Rumuskan Tarif Cukai di 2023, Pemerintah Diminta Pertimbangkan Hal Ini

Pemerintah perlu mempertimbangkan berbagai sisi yang terlibat dalam kebijakan kenaikan tarif cukai dan harga rokok di Indonesia.

oleh Liputan6.com diperbarui 13 Okt 2022, 13:40 WIB
Diterbitkan 13 Okt 2022, 13:40 WIB
20160930- Bea Cukai Rilis Temuan Rokok Ilegal-Jakarta- Faizal Fanani
Petugas memperlihatkan rokok ilegal yang telah terkemas di Kantor Dirjen Bea Cukai, Jakarta, Jumat (30/9). Rokok ilegal ini diproduksi oleh mesin dengan total produksi 1500 batang per menit. (Liputan6.com/Faizal Fanani)

Liputan6.com, Jakarta Dalam beberapa bulan ini, sejumlah ekosistem tembakau menolak rencana kenaikan cukai hasil tembakau (CHT) tahun 2023. Merujuk dokumen UU APBN 2023, pemerintah akan menaikan cukai sebesar Rp 245,4 triliun.

Direktur Pusat Penelitian Kebijakan Ekonomi Fakultas Ekonomi dan Bisnis Universitas Brawijaya (PPKE FEB-UB), Prof. Candra Fajri Ananda mengemukakan, berdasarkan hasil kajian yang dilakukan oleh Pusat Penelitian dan Kebijakan Ekonomi (PPKE FEB UB) tahun 2022,  merekomendasikan agar pemerintah perlu mempertimbangkan berbagai sisi yang terlibat dalam kebijakan kenaikan tarif cukai dan harga rokok di Indonesia.

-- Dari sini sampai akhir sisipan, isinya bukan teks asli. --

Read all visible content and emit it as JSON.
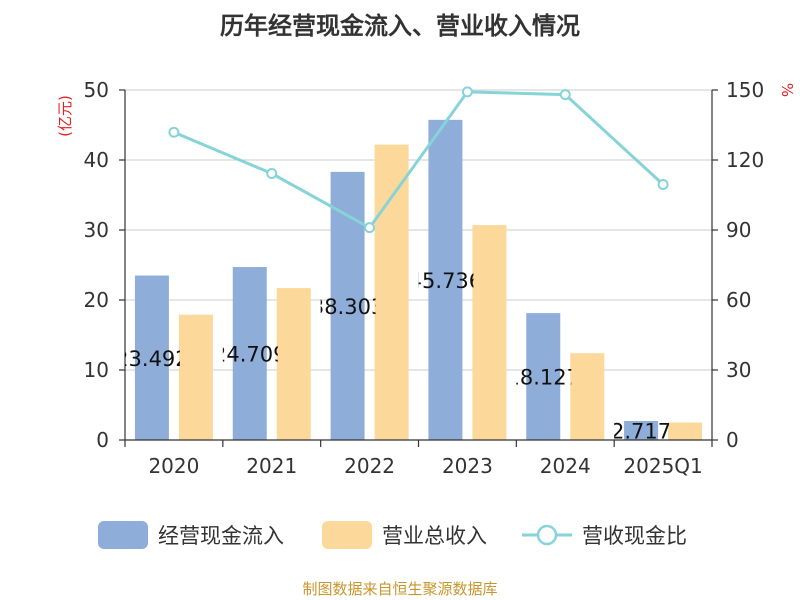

Diantaranya adalah pemerintah perlu memperhatikan sisi tenaga kerja, penerimaan CHT, kesehatan, rokok ilegal, industri, hingga pertanian.

Menurut Prof. Candra, hasil kajian yang berjudul 'Analisa Keseimbangan Kebijakan IHT di Indonesia' tersebut menegaskan bahwa keberlangsungan industri hasil tembakau (IHT) legal menjadi bagian penting dalam pertimbangan kebijakan cukai di Indonesia untuk menjaga keberlangsungan IHT demi mendorong terbukanya lapangan pekerjaan dan menurunkan angka pengangguran di Indonesia.

Hal itu perlu dilakukan mengingat indikator angka prevalensi merokok usia dini telah tercapai di RPJMN yang menargetkan penurunan sebesar 8,7 persen. Pada perkembangannya, presentase penduduk merokok usia dini (10-18 tahun) telah melebihi capaian target pemerintah dari 7,2 persen (2013) menjadi 3,8 persen (2020).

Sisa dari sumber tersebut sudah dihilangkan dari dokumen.